Speaking for myself, but as a fan, I did want to see the Titan, the Luna-class one in live-action. I had no real desire to see a brand-new Titan. I hadn't considered them keeping the Stargazer around, but now that the question was raised, I think it as much sense as bringing in a new Titan. Granted, Matalas wanted a Constitution-class vessel and that was his call, but the new Stargazer wouldn't have been a bad option, and Seven had already been an acting captain on that vessel. That little backstory could've added another dimension to her tensions with Shaw.
It's interesting to consider how they would have approached it if the Luna-class Titan had never appeared in STLD. Most likely a far more conventional refit.
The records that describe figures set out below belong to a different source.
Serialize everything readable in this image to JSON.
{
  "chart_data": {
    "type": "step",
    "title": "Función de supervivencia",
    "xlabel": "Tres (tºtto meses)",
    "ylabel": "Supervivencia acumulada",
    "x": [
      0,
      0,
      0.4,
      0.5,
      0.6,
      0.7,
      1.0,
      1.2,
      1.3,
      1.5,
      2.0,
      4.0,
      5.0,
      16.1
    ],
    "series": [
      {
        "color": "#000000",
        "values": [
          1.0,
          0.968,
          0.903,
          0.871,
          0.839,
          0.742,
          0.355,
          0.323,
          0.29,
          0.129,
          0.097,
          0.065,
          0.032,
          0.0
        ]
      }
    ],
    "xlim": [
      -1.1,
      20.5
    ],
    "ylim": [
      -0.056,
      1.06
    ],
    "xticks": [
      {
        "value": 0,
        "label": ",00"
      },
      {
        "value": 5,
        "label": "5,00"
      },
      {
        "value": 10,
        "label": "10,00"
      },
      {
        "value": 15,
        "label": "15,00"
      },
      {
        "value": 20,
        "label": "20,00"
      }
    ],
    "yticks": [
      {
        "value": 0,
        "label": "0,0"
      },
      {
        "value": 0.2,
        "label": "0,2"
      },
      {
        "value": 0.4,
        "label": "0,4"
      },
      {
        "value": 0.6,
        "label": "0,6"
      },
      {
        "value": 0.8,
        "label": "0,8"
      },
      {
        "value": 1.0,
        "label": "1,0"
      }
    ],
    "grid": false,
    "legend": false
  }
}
At the same time, for the beginning of season 3's plot to work, Riker had to be familiar with Shaw, realize Shaw would be a foil they needed to navigate, with another structural waypoint being that Picard had never met him.

Terry Matalas is an interesting case. I've never seen before a Showrunner inherit a Star Trek series and not only change it so completely but also reverse a lot of what the previous people did, to leave his own mark on it.
I almost think of it as succeeding films in a series, where the writers/directors involved are likely to be very different creatives. I'm really not into horror, so I saw the Alien films in reverse order very gradually from Prometheus. But the swings in that franchise is the only comparable genre example I can think of for PICARD. Just cross it with a bit of Star Wars sequel trilogy.
 
Terry Matalas is an interesting case. I've never seen before a Showrunner inherit a Star Trek series and not only change it so completely but also reverse a lot of what the previous people did, to leave his own mark on it.
been thinking the same thing.
when you have to jump high to pull the rug out from under the other people standing on it
 
Convoluted naming is convoluted. Point still stands.
It's not convoluted. They renamed a relatively recently commissioned ship to honor one of the most famous and important ships in Starfleet history.

This is only a problem because some folks don't like the Enterprise-G. It's that simple.